The model generates synchronized audio and video in a single DiT-based architecture—motion, dialogue, ambience, and music flow simultaneously. Native 4K at up to 50 FPS with audio up to 10 seconds. And there’s also a distilled version (Thanks Pruna AI!) hosted on Replicate

ComfyUI provided day-0 native support, and community testing shows an A6000 generating 1280x720 at 120 frames in 50 seconds. This is near Sora-level quality that you can fine-tune on your own data for custom styles and voices in about an hour.


What a way to start 2026. From chips that are 5x faster to AI doctors prescribing meds in Utah, the pace is only accelerating. If anyone tells you we’re in an AI bubble, just show them what we covered today. Even if the models stopped improving tomorrow, the techniques like “Ralph” prove we have years of work ahead of us just figuring out how to use the intelligence we already have.

Thank you for being a ThursdAI subscriber. See you next week!

As always, here’s the show notes and TL;DR links:

  • Hosts & Guests

  • Open Source LLMs

    • Solar Open 100B - Upstage’s 102B MoE model. Trained on 19.7T tokens with a heavy focus on “data factory” synthetic data and high-performance Korean reasoning (X, HF, Tech Report).

    • MiroThinker 1.5 - A 30B parameter search agent that uses “Interactive Scaling” to beat trillion-parameter models on search benchmarks like BrowseComp (X, HF, GitHub).

    • Liquid AI LFM 2.5 - A family of 1B models designed for edge devices. Features a revolutionary end-to-end audio model that skips the ASR-LLM-TTS pipeline (X, HF).

    • NousCoder-14B - competitive coding model from Nous Research that saw a 7% LiveCodeBench accuracy jump in just 4 days of RL (X, WandB Dashboard).

    • Zhipu AI IPO - The makers of GLM became the first major LLM firm to go public on the HKEX, raising $558M (Announcement).

  • Big Co LLMs & APIs

    • NVIDIA Vera Rubin - Jensen Huang’s CES reveal of the next-gen platform. Delivers 5x Blackwell inference performance and 75% fewer GPUs needed for MoE training (Blog).

    • OpenAI ChatGPT Health - A privacy-first vertical for EHR and fitness data integration (Waitlist).

    • Google Gmail Era - Gemini 3 integration into Gmail for 3 billion users, featuring AI Overviews and natural language inbox search (Blog).

    • XAI $20B Raise - Elon’s XAI raises Series E at a $230B valuation, even as Grok faces heat over bikini-gate and safety guardrails (CNN Report).

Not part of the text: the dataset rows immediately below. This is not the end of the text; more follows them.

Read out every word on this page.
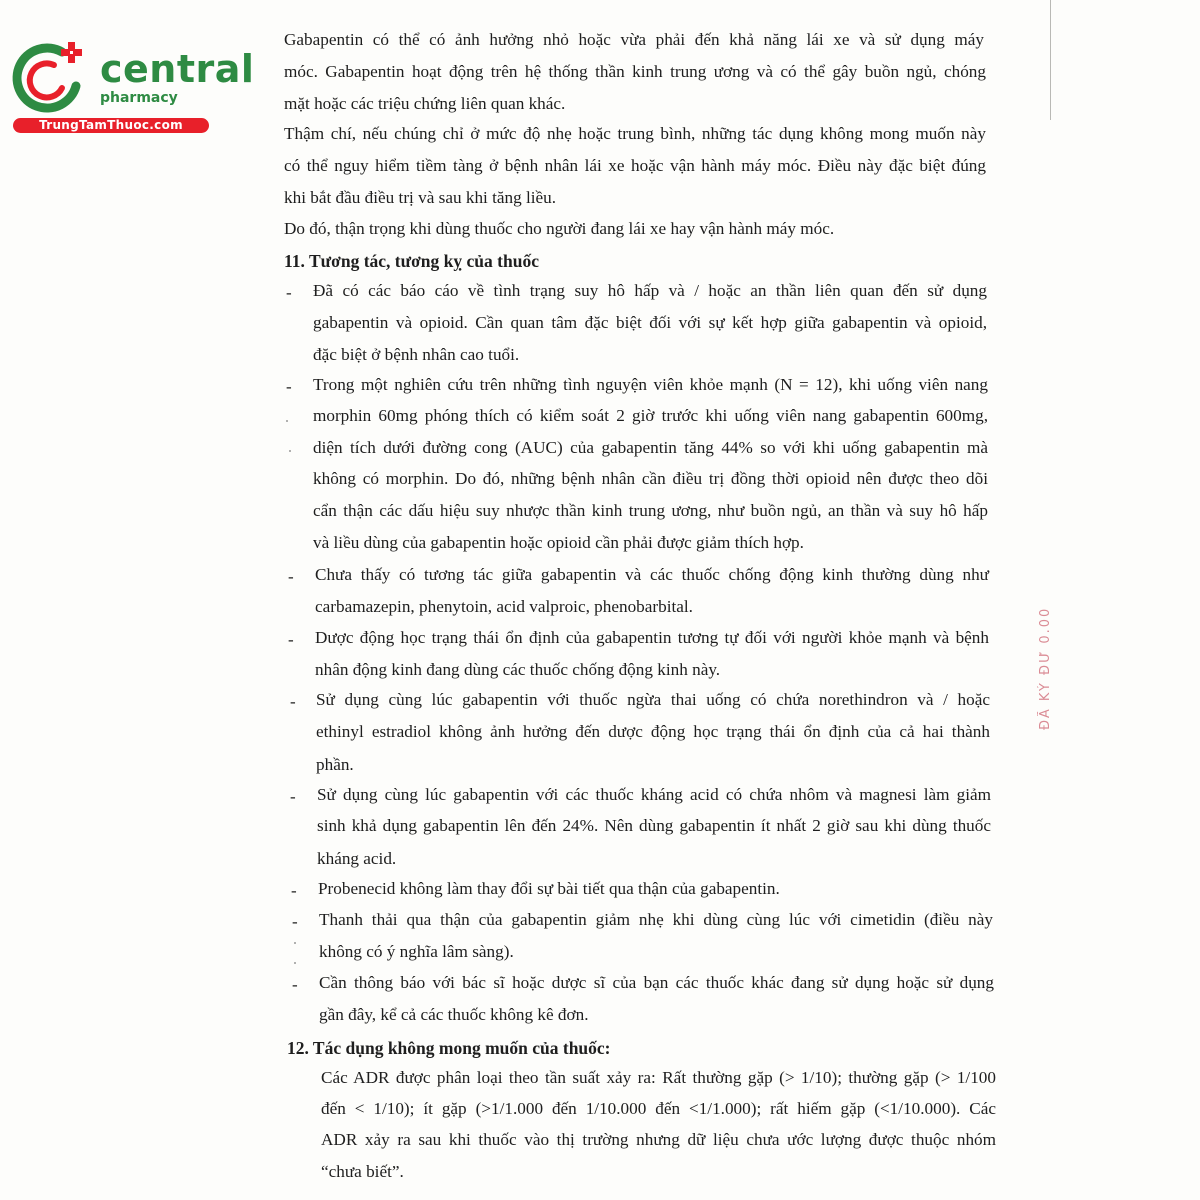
central
pharmacy
TrungTamThuoc.com
Gabapentin có thể có ảnh hưởng nhỏ hoặc vừa phải đến khả năng lái xe và sử dụng máy
móc. Gabapentin hoạt động trên hệ thống thần kinh trung ương và có thể gây buồn ngủ, chóng
mặt hoặc các triệu chứng liên quan khác.
Thậm chí, nếu chúng chỉ ở mức độ nhẹ hoặc trung bình, những tác dụng không mong muốn này
có thể nguy hiểm tiềm tàng ở bệnh nhân lái xe hoặc vận hành máy móc. Điều này đặc biệt đúng
khi bắt đầu điều trị và sau khi tăng liều.
Do đó, thận trọng khi dùng thuốc cho người đang lái xe hay vận hành máy móc.
11. Tương tác, tương kỵ của thuốc
- Đã có các báo cáo về tình trạng suy hô hấp và / hoặc an thần liên quan đến sử dụng
gabapentin và opioid. Cần quan tâm đặc biệt đối với sự kết hợp giữa gabapentin và opioid,
đặc biệt ở bệnh nhân cao tuổi.
- Trong một nghiên cứu trên những tình nguyện viên khỏe mạnh (N = 12), khi uống viên nang
morphin 60mg phóng thích có kiểm soát 2 giờ trước khi uống viên nang gabapentin 600mg,
diện tích dưới đường cong (AUC) của gabapentin tăng 44% so với khi uống gabapentin mà
không có morphin. Do đó, những bệnh nhân cần điều trị đồng thời opioid nên được theo dõi
cẩn thận các dấu hiệu suy nhược thần kinh trung ương, như buồn ngủ, an thần và suy hô hấp
và liều dùng của gabapentin hoặc opioid cần phải được giảm thích hợp.
- Chưa thấy có tương tác giữa gabapentin và các thuốc chống động kinh thường dùng như
carbamazepin, phenytoin, acid valproic, phenobarbital.
- Dược động học trạng thái ổn định của gabapentin tương tự đối với người khỏe mạnh và bệnh
nhân động kinh đang dùng các thuốc chống động kinh này.
- Sử dụng cùng lúc gabapentin với thuốc ngừa thai uống có chứa norethindron và / hoặc
ethinyl estradiol không ảnh hưởng đến dược động học trạng thái ổn định của cả hai thành
phần.
- Sử dụng cùng lúc gabapentin với các thuốc kháng acid có chứa nhôm và magnesi làm giảm
sinh khả dụng gabapentin lên đến 24%. Nên dùng gabapentin ít nhất 2 giờ sau khi dùng thuốc
kháng acid.
- Probenecid không làm thay đổi sự bài tiết qua thận của gabapentin.
- Thanh thải qua thận của gabapentin giảm nhẹ khi dùng cùng lúc với cimetidin (điều này
không có ý nghĩa lâm sàng).
- Cần thông báo với bác sĩ hoặc dược sĩ của bạn các thuốc khác đang sử dụng hoặc sử dụng
gần đây, kể cả các thuốc không kê đơn.
12. Tác dụng không mong muốn của thuốc:
Các ADR được phân loại theo tần suất xảy ra: Rất thường gặp (> 1/10); thường gặp (> 1/100
đến < 1/10); ít gặp (>1/1.000 đến 1/10.000 đến <1/1.000); rất hiếm gặp (<1/10.000). Các
ADR xảy ra sau khi thuốc vào thị trường nhưng dữ liệu chưa ước lượng được thuộc nhóm
“chưa biết”.
ĐÃ KÝ ĐƯ 0.00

    • Doctronic - The first US pilot in Utah for autonomous AI prescription renewals without a physician in the loop (Web).

    • Alexa+ Web - Amazon brings the “Smart Alexa” experience to browser-based chat (Announcement).

  • Autonomous Coding & Tools

    • Ralph Wiggum - The agentic loop technique for autonomous coding using small, atomic user stories. Ryan Carson’s breakdown of why this is the death of “vibe coding” (Viral X Article).

    • Catnip by W&B - Chris Van Pelt’s open-source iOS app to run Claude Code anywhere via GitHub Codespaces (App Store, GitHub).

  • Vision & Video

    • LTX-2 - Lightricks open-sources the first truly open audio-video generation model with synchronized output and full training code (GitHub, Replicate Demo).

    • Avatar Forcing - KAIST’s framework for real-time interactive talking heads with ~500ms latency (Arxiv).

    • Qwen Edit 2512 - Optimized by PrunaAI to generate high-res realistic images in under 7 seconds (Replicate).

  • Voice & Audio

    • Nemotron Speech ASR - NVIDIA’s 600M parameter streaming model with sub-100ms stable latency for massive-scale voice agents (HF).